Cardiff University scientists make 'new fuel' discovery
A new way of creating greener and cheaper fuel from methane has been discovered by scientists at Cardiff University.
They have found a way of creating methanol using nanoparticles of gold to initiate a chemical reaction between methane, oxygen and hydrogen peroxide.
It can be done in one stage and at temperatures no higher than 50C (122F).
Prof Stuart Taylor, of the university's Catalysis Institute, said it could become an alternative to petrol.
It is also believed the new system of creating methanol could be used to create chemicals and plastics.

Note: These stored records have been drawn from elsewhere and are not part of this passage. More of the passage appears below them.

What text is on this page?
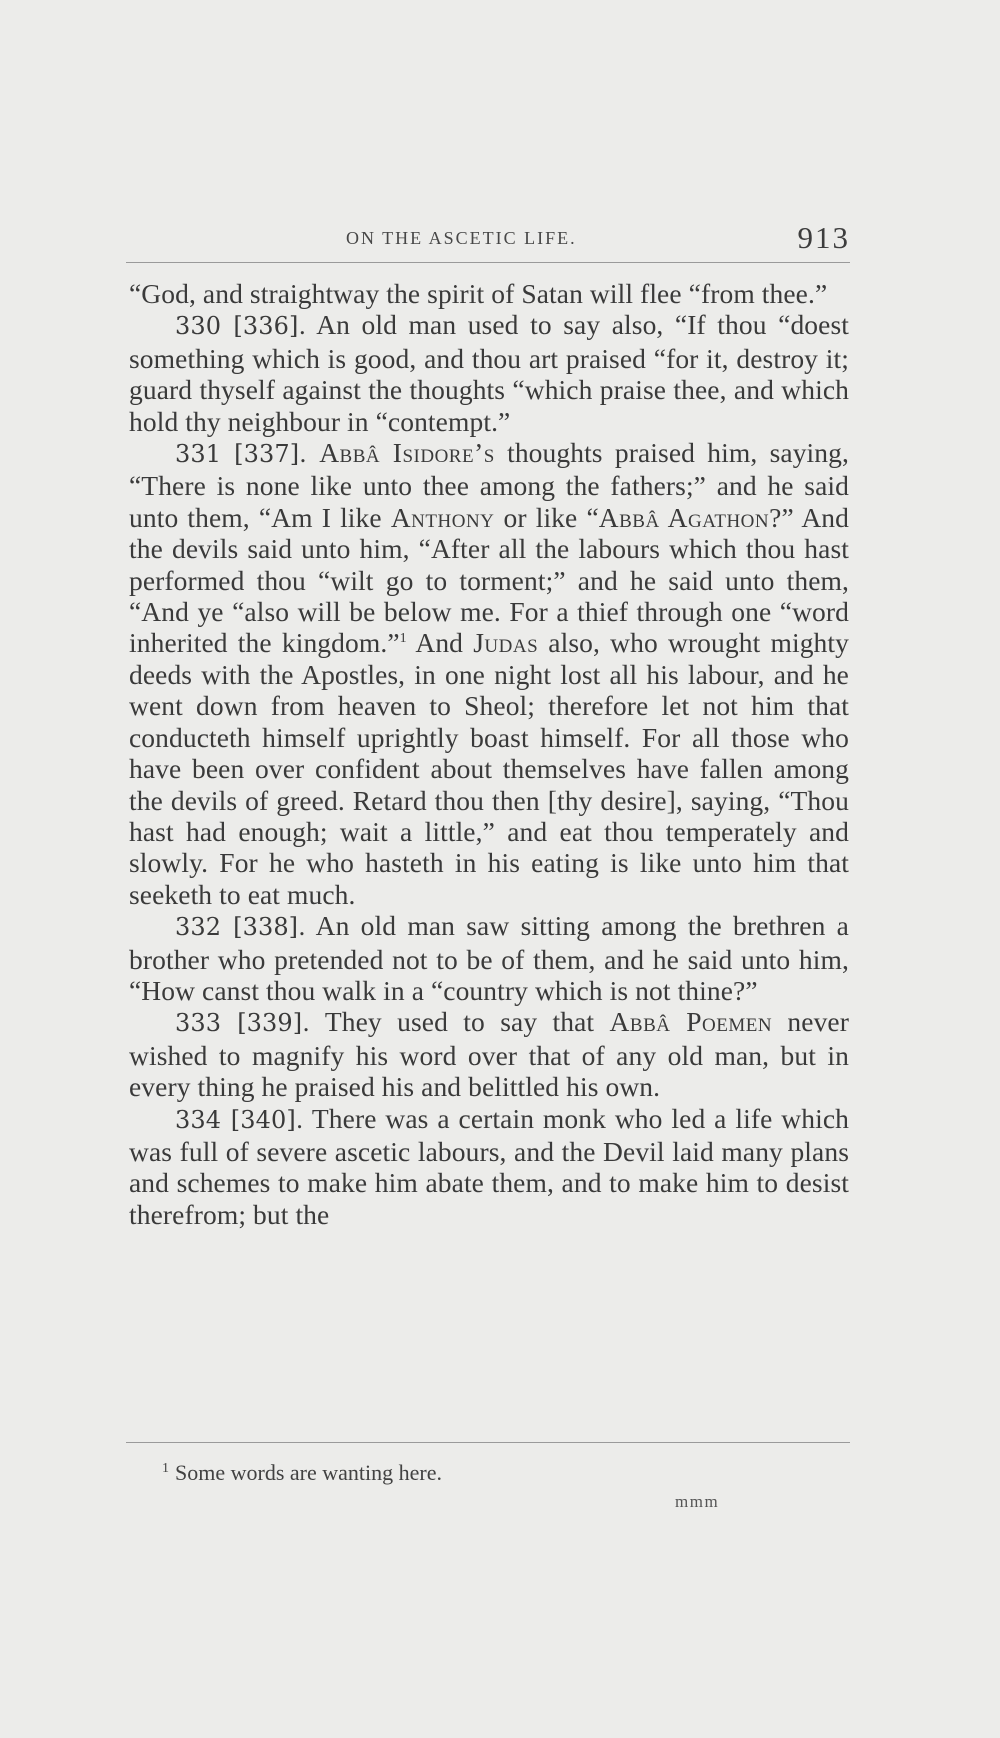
ON THE ASCETIC LIFE.	913

“God, and straightway the spirit of Satan will flee “from thee.”

330 [336]. An old man used to say also, “If thou “doest something which is good, and thou art praised “for it, destroy it; guard thyself against the thoughts “which praise thee, and which hold thy neighbour in “contempt.”

331 [337]. Abbâ Isidore’s thoughts praised him, saying, “There is none like unto thee among the fathers;” and he said unto them, “Am I like Anthony or like “Abbâ Agathon?” And the devils said unto him, “After all the labours which thou hast performed thou “wilt go to torment;” and he said unto them, “And ye “also will be below me. For a thief through one “word inherited the kingdom.”$^1$ And Judas also, who wrought mighty deeds with the Apostles, in one night lost all his labour, and he went down from heaven to Sheol; therefore let not him that conducteth himself uprightly boast himself. For all those who have been over confident about themselves have fallen among the devils of greed. Retard thou then [thy desire], saying, “Thou hast had enough; wait a little,” and eat thou temperately and slowly. For he who hasteth in his eating is like unto him that seeketh to eat much.

332 [338]. An old man saw sitting among the brethren a brother who pretended not to be of them, and he said unto him, “How canst thou walk in a “country which is not thine?”

333 [339]. They used to say that Abbâ Poemen never wished to magnify his word over that of any old man, but in every thing he praised his and belittled his own.

334 [340]. There was a certain monk who led a life which was full of severe ascetic labours, and the Devil laid many plans and schemes to make him abate them, and to make him to desist therefrom; but the

$^1$ Some words are wanting here.
mmm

Traditionally, methanol is created by converting methane into hydrogen and carbon monoxide at high temperatures, then reassembling them in a different order in a second highly pressurised process.
Prof Taylor explained: "The current two-stage 'steam reforming' process is very energy intensive, as it requires a lot of fuel to achieve high temperatures, but for over a century no-one has been able to come up with a better system.
"Both methods essentially break a hydrogen bond in a methane molecule and introduce another oxygen atom, but in our process the gold palladium nanoparticles act as a catalyst to bring about this reaction in a single stage."
The discovery promises to be not only cheaper, but much more environmentally friendly, as it both reduces energy consumption and conserves dwindling stocks of natural gas.
It also opens up the prospect for the first time of easily converting natural gas into methanol at the site where it is extracted, so that it can be piped as a liquid in normal atmospheric conditions.
At the moment methane has to be condensed into liquid natural gas and shipped in pressurised containers.
Prof Taylor said it would also simplify the processes for manufacturing plastics and chemicals.
"Methanol is vital in manufacturing as it's much more reactive than methane, and so can be more easily transformed into a wide range of fuels and chemicals," he added.
"So finding an easier way to produce methanol will have a knock-on effect for all sorts of industries."
The team's research is published in journal Science.